Bei mir löste das erst einmal Ratlosigkeit aus. Bisher hatte ich Skitouren in Bayern vor allem als Auftakt zu höheren Bergen mit schönerem Skigelände gesehen. Was also nun tun mit der Saison? Welche neuen Ziele könnten die hochtrabenden Pläne ersetzen, die nun nicht mehr umsetzbar waren? Anderen Sektionskollegen ging es genau so. Wohin zum Winterwandern, Eisklettern oder für Mixed-Touren? Überall wurden Führer konsultiert, Karten studiert und Freunde befragt.
Eins wurde dabei schnell klar: Es würde voll werden in den Bergen. Die geschlossenen Grenzen und der Mangel an anderen Freizeitmöglichkeiten sorgten für einen Rekordansturm gerade in den Münchner Hausbergen. Spitzingsee, Lenggries, Garmisch wurden von Münchnern geradezu überrannt. Dass die Einheimischen über lange Staus und falsch parkende Autos verärgert waren, ist nachvollziehbar. Zumal sie in diesem Winter zwar von den Nachteilen des Massenansturms getroffen wurden, das Geschäft mit hungrigen und durstigen Ausflüglern aber größtenteils ausfiel.
Den Frust bekamen einige von uns durchaus zu spüren. Wer mit einem Münchner Kennzeichen anreiste, traf leider immer wieder auf Ablehnung.

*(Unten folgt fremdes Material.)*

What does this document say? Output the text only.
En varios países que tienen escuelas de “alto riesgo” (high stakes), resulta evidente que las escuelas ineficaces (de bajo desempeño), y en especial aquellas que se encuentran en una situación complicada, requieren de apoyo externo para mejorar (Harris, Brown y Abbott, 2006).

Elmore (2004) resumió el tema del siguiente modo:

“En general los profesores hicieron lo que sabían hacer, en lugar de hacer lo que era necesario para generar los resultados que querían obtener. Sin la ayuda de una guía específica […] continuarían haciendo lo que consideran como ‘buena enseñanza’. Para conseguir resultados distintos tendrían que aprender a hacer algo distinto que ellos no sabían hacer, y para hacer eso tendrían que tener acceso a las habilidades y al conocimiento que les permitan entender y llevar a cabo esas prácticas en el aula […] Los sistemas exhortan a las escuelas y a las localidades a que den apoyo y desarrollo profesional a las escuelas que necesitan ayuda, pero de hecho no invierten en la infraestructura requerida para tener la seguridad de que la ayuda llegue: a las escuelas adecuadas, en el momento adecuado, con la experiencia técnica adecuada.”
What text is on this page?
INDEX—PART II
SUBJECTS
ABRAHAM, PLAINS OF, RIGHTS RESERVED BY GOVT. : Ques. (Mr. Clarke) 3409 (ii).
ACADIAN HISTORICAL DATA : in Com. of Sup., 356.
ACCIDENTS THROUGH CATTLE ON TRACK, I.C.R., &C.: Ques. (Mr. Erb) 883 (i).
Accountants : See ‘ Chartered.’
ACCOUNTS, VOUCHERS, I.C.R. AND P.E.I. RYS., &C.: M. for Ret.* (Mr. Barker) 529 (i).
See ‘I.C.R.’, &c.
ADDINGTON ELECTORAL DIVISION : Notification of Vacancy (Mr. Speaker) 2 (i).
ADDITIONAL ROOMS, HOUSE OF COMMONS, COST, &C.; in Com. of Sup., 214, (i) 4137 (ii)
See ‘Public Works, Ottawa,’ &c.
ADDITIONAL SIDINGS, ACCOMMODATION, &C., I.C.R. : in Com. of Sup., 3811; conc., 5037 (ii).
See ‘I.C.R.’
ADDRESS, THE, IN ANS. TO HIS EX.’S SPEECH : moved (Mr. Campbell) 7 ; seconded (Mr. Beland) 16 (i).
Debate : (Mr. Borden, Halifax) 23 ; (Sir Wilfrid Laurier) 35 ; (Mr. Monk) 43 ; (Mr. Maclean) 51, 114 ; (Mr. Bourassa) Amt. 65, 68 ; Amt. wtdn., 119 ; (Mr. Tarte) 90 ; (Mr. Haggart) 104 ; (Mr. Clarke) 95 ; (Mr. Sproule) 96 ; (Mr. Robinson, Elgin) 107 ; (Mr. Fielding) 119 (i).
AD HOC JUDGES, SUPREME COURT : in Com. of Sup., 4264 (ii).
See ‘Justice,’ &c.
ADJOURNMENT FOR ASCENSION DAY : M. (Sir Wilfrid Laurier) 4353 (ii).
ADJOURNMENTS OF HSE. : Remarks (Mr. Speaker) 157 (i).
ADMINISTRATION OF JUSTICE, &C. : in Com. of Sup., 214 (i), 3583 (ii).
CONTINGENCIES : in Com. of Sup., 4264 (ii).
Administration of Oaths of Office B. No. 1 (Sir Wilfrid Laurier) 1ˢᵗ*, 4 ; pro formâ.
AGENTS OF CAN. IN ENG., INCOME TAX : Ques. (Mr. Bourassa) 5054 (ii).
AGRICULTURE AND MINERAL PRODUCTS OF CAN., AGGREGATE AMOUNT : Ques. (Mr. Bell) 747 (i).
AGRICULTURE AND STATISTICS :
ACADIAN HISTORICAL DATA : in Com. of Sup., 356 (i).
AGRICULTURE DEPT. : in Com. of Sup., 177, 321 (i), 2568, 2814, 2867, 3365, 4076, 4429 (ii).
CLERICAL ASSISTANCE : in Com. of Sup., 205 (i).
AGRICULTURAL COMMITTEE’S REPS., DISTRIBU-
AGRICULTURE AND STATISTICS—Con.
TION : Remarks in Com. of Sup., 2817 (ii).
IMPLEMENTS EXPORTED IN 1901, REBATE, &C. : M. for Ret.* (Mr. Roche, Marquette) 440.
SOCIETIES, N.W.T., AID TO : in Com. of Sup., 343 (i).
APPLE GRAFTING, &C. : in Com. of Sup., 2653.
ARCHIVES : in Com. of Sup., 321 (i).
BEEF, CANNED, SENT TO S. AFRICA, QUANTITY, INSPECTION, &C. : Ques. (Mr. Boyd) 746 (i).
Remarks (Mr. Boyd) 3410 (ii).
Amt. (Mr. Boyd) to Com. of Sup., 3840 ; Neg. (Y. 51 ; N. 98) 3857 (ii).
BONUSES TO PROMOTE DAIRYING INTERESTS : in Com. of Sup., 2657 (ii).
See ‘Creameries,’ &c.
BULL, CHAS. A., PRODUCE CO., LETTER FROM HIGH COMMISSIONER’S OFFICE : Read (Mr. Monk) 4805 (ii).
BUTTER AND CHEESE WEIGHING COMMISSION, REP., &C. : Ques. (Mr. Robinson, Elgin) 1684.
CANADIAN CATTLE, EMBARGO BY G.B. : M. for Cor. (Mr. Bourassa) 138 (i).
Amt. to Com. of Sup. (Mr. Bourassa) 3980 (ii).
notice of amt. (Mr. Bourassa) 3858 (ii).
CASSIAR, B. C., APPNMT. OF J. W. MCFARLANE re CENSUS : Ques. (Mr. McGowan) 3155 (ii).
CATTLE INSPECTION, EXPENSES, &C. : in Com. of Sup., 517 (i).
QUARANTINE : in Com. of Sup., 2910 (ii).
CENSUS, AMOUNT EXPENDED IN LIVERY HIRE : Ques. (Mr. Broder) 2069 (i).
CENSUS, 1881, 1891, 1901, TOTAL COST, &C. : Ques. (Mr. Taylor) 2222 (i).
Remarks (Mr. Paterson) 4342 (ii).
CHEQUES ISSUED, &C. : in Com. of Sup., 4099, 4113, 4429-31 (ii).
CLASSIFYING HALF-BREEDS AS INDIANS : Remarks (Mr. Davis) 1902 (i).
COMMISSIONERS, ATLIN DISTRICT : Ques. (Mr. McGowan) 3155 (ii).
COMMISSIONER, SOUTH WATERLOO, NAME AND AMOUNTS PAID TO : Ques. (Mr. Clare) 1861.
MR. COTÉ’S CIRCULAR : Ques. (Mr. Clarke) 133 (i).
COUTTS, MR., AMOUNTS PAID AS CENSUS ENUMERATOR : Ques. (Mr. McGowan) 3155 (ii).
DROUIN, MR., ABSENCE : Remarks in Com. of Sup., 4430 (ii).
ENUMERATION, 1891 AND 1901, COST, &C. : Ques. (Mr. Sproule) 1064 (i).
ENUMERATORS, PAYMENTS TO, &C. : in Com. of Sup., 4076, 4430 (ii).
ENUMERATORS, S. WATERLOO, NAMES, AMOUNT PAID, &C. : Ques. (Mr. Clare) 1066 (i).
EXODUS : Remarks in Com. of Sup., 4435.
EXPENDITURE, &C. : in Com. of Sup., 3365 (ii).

Das Auto eines Kollegen wurde sogar mit Farbe beschmiert. In der eigenen Heimat nicht mehr willkommen zu sein, war eine erschreckende und traurige Erfahrung.
Winterbergsteigen und Eisklettern
Zurück zum Bergsteigen: Zu Beginn der Saison, als der Schnee noch nicht für Skitouren reichte, versuchten wir uns an anderen Spielarten des Winterbergsteigens. Eine Winterbegehung des Klettersteigs “Hohe Gänge” im Allgäu z.B. entpuppte sich als kaltes und anregendes Vergnügen.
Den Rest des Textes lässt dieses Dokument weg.